The panel correctly identified seven of the nine patients with occult metastatic diseases, and 14 of 16 patients as being metastasis-free. The assay had a sensitivity of 78 percent and a specificity of 88 percent, which the study authors believe compares favorably to the accuracy of imaging alone.

Carpenter and her colleagues therefore believe that using the panel may improve PDAC diagnostic accuracy and identify non-metastatic patients who are best suited for surgery.

"We're [examining] clinical classifications that don't have high-performing conventional biomarkers but that are better than being totally random," Issadore said. "By measuring these different biomarkers that you can algorithmically combine together, we can develop a synthetic biomarker [that can] get the job done."

However, Issadore acknowledged that the study had multiple limitations related to the multiple analytes and sample size. Because the panel uses different analytes, Issadore noted that a clinical assay might eventually require multiple blood draws or collection types.

Issadore also noted his lab initially struggled to develop and manufacture enough microfluidic chips to run all the blood samples in the study. While their magnetic nano-fluidic is not yet commercially available, he believes that it could eventually be used as part of a panel for diagnostic purposes.

Commercial path

The investigators are now enrolling patients at UPenn for a larger trial to validate the panel for PDAC detection and disease staging. While patient enrollment is still in its earliest stages, Carpenter's team is currently determining the total amount of PDAC, non-cancer disease, and control samples needed in total to power the validation study. However, Carpenter envisions collecting "certainly in the hundreds, and more than the 204 samples in the last study."

Carpenter highlighted that her team is also collaborating with thoracic surgery colleagues at UPenn to apply the proof-of-concept study's methodologies to metastatic lung cancer patients receiving immunotherapy, with the ultimate goal of providing clinical decision-making support for a cancer type that she noted is difficult to extract tissue from for diagnostic testing.   

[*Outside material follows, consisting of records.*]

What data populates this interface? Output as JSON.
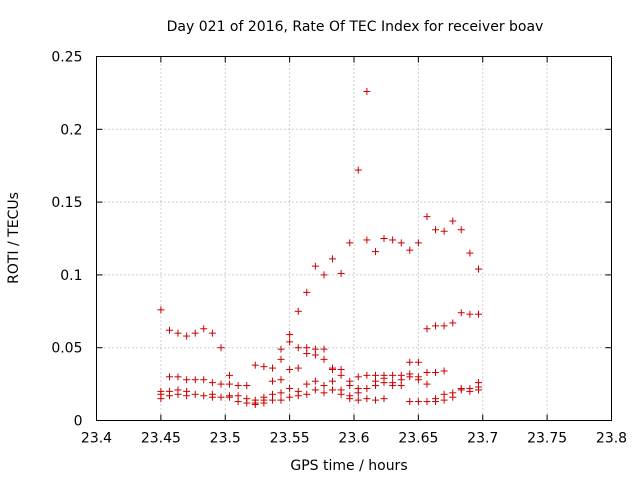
{
  "chart_data": {
    "type": "scatter",
    "title": "Day 021 of 2016, Rate Of TEC Index for receiver boav",
    "xlabel": "GPS time / hours",
    "ylabel": "ROTI / TECUs",
    "xlim": [
      23.4,
      23.8
    ],
    "ylim": [
      0,
      0.25
    ],
    "xticks": [
      23.4,
      23.45,
      23.5,
      23.55,
      23.6,
      23.65,
      23.7,
      23.75,
      23.8
    ],
    "xtick_labels": [
      "23.4",
      "23.45",
      "23.5",
      "23.55",
      "23.6",
      "23.65",
      "23.7",
      "23.75",
      "23.8"
    ],
    "yticks": [
      0,
      0.05,
      0.1,
      0.15,
      0.2,
      0.25
    ],
    "ytick_labels": [
      "0",
      "0.05",
      "0.1",
      "0.15",
      "0.2",
      "0.25"
    ],
    "grid": true,
    "marker": "+",
    "color": "#cc0000",
    "series": [
      {
        "name": "ROTI",
        "points": [
          [
            23.45,
            0.076
          ],
          [
            23.45,
            0.02
          ],
          [
            23.45,
            0.018
          ],
          [
            23.45,
            0.015
          ],
          [
            23.4567,
            0.062
          ],
          [
            23.4567,
            0.03
          ],
          [
            23.4567,
            0.02
          ],
          [
            23.4567,
            0.017
          ],
          [
            23.4633,
            0.06
          ],
          [
            23.4633,
            0.03
          ],
          [
            23.4633,
            0.021
          ],
          [
            23.4633,
            0.018
          ],
          [
            23.47,
            0.058
          ],
          [
            23.47,
            0.028
          ],
          [
            23.47,
            0.02
          ],
          [
            23.47,
            0.017
          ],
          [
            23.4767,
            0.06
          ],
          [
            23.4767,
            0.028
          ],
          [
            23.4767,
            0.018
          ],
          [
            23.4833,
            0.063
          ],
          [
            23.4833,
            0.028
          ],
          [
            23.4833,
            0.017
          ],
          [
            23.49,
            0.06
          ],
          [
            23.49,
            0.026
          ],
          [
            23.49,
            0.018
          ],
          [
            23.49,
            0.016
          ],
          [
            23.4967,
            0.05
          ],
          [
            23.4967,
            0.025
          ],
          [
            23.4967,
            0.016
          ],
          [
            23.5033,
            0.031
          ],
          [
            23.5033,
            0.025
          ],
          [
            23.5033,
            0.017
          ],
          [
            23.5033,
            0.016
          ],
          [
            23.51,
            0.024
          ],
          [
            23.51,
            0.017
          ],
          [
            23.51,
            0.013
          ],
          [
            23.5167,
            0.024
          ],
          [
            23.5167,
            0.015
          ],
          [
            23.5167,
            0.012
          ],
          [
            23.5233,
            0.038
          ],
          [
            23.5233,
            0.014
          ],
          [
            23.5233,
            0.012
          ],
          [
            23.5233,
            0.011
          ],
          [
            23.53,
            0.037
          ],
          [
            23.53,
            0.016
          ],
          [
            23.53,
            0.014
          ],
          [
            23.53,
            0.012
          ],
          [
            23.5367,
            0.036
          ],
          [
            23.5367,
            0.027
          ],
          [
            23.5367,
            0.018
          ],
          [
            23.5367,
            0.014
          ],
          [
            23.5433,
            0.049
          ],
          [
            23.5433,
            0.042
          ],
          [
            23.5433,
            0.028
          ],
          [
            23.5433,
            0.019
          ],
          [
            23.5433,
            0.014
          ],
          [
            23.55,
            0.059
          ],
          [
            23.55,
            0.054
          ],
          [
            23.55,
            0.035
          ],
          [
            23.55,
            0.022
          ],
          [
            23.55,
            0.016
          ],
          [
            23.5567,
            0.075
          ],
          [
            23.5567,
            0.05
          ],
          [
            23.5567,
            0.036
          ],
          [
            23.5567,
            0.02
          ],
          [
            23.5567,
            0.017
          ],
          [
            23.5633,
            0.088
          ],
          [
            23.5633,
            0.05
          ],
          [
            23.5633,
            0.046
          ],
          [
            23.5633,
            0.025
          ],
          [
            23.5633,
            0.018
          ],
          [
            23.57,
            0.106
          ],
          [
            23.57,
            0.049
          ],
          [
            23.57,
            0.045
          ],
          [
            23.57,
            0.027
          ],
          [
            23.57,
            0.021
          ],
          [
            23.5767,
            0.1
          ],
          [
            23.5767,
            0.049
          ],
          [
            23.5767,
            0.042
          ],
          [
            23.5767,
            0.024
          ],
          [
            23.5767,
            0.019
          ],
          [
            23.5833,
            0.111
          ],
          [
            23.5833,
            0.036
          ],
          [
            23.5833,
            0.035
          ],
          [
            23.5833,
            0.027
          ],
          [
            23.5833,
            0.021
          ],
          [
            23.59,
            0.101
          ],
          [
            23.59,
            0.035
          ],
          [
            23.59,
            0.031
          ],
          [
            23.59,
            0.021
          ],
          [
            23.59,
            0.018
          ],
          [
            23.5967,
            0.122
          ],
          [
            23.5967,
            0.027
          ],
          [
            23.5967,
            0.024
          ],
          [
            23.5967,
            0.017
          ],
          [
            23.5967,
            0.015
          ],
          [
            23.6033,
            0.172
          ],
          [
            23.6033,
            0.03
          ],
          [
            23.6033,
            0.022
          ],
          [
            23.6033,
            0.019
          ],
          [
            23.6033,
            0.014
          ],
          [
            23.61,
            0.226
          ],
          [
            23.61,
            0.124
          ],
          [
            23.61,
            0.031
          ],
          [
            23.61,
            0.022
          ],
          [
            23.61,
            0.015
          ],
          [
            23.6167,
            0.116
          ],
          [
            23.6167,
            0.031
          ],
          [
            23.6167,
            0.027
          ],
          [
            23.6167,
            0.024
          ],
          [
            23.6167,
            0.014
          ],
          [
            23.6233,
            0.125
          ],
          [
            23.6233,
            0.031
          ],
          [
            23.6233,
            0.029
          ],
          [
            23.6233,
            0.026
          ],
          [
            23.6233,
            0.015
          ],
          [
            23.63,
            0.124
          ],
          [
            23.63,
            0.031
          ],
          [
            23.63,
            0.026
          ],
          [
            23.63,
            0.024
          ],
          [
            23.6367,
            0.122
          ],
          [
            23.6367,
            0.031
          ],
          [
            23.6367,
            0.028
          ],
          [
            23.6367,
            0.024
          ],
          [
            23.6433,
            0.117
          ],
          [
            23.6433,
            0.04
          ],
          [
            23.6433,
            0.032
          ],
          [
            23.6433,
            0.03
          ],
          [
            23.6433,
            0.013
          ],
          [
            23.65,
            0.122
          ],
          [
            23.65,
            0.04
          ],
          [
            23.65,
            0.03
          ],
          [
            23.65,
            0.028
          ],
          [
            23.65,
            0.013
          ],
          [
            23.6567,
            0.14
          ],
          [
            23.6567,
            0.063
          ],
          [
            23.6567,
            0.033
          ],
          [
            23.6567,
            0.025
          ],
          [
            23.6567,
            0.013
          ],
          [
            23.6633,
            0.131
          ],
          [
            23.6633,
            0.065
          ],
          [
            23.6633,
            0.033
          ],
          [
            23.6633,
            0.015
          ],
          [
            23.6633,
            0.013
          ],
          [
            23.67,
            0.13
          ],
          [
            23.67,
            0.065
          ],
          [
            23.67,
            0.034
          ],
          [
            23.67,
            0.018
          ],
          [
            23.67,
            0.014
          ],
          [
            23.6767,
            0.137
          ],
          [
            23.6767,
            0.067
          ],
          [
            23.6767,
            0.019
          ],
          [
            23.6767,
            0.016
          ],
          [
            23.6833,
            0.131
          ],
          [
            23.6833,
            0.074
          ],
          [
            23.6833,
            0.022
          ],
          [
            23.6833,
            0.021
          ],
          [
            23.69,
            0.115
          ],
          [
            23.69,
            0.073
          ],
          [
            23.69,
            0.022
          ],
          [
            23.69,
            0.02
          ],
          [
            23.6967,
            0.104
          ],
          [
            23.6967,
            0.073
          ],
          [
            23.6967,
            0.026
          ],
          [
            23.6967,
            0.023
          ],
          [
            23.6967,
            0.021
          ]
        ]
      }
    ]
  }
}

Depending on the results of the validation trial, Issadore said that the researchers may commercialize a a cancer diagnostic assay based on the methodology through Chip Diagnostics, a startup he founded at UPenn in 2018.

"We can't say for sure how it'd play out, but there's a huge opportunity to commercialize some of these assays in the academic setting, as the platform can be applied to pancreatic cancer," Issadore said. "We've already applied the [microfluidic chip] to areas such as liver cancer and traumatic brain damage, and we can see the work we've done in pancreatic cancer as one of the many opportunities we can help."

Carpenter said that for PDAC detection and staging, the assay can produce diagnostic results within two to three days. However, she noted that to use the test for clinical decision-making, it would have to be validated in a CAP-accredited, CLIA-approved lab setting.

If the panel is validated, Carpenter believes that it could be ordered as additional bloodwork in the doctor's office, especially if a patient is at high risk of developing pancreatic cancer and has concerning symptoms.  

"Some of these patients who have high-risk diseases, such as diabetes or pancreatitis, are sometimes unfortunately hospitalized for these conditions," Carpenter explained. "If the doctor is concerned that it would lead to cancer, they could test [the blood sample] from there."

Carpenter also envisions a staging assay based off the multi-biomarker panel being used in the clinical space to help identify whether a patient may qualify for PDAC curative surgery. After diagnosing the patient with PDAC using an imaging-based method, Carpenter believes that the clinician could use the test to determine if the tumor is localized or has already metastasized, nullifying the option of surgery.

"We've [now] shown that, for a group of patients with an almost intractable cancer, we could establish an approach for non-invasive testing that, if validated independently could direct clinical decision-making that is not currently possible," Carpenter added.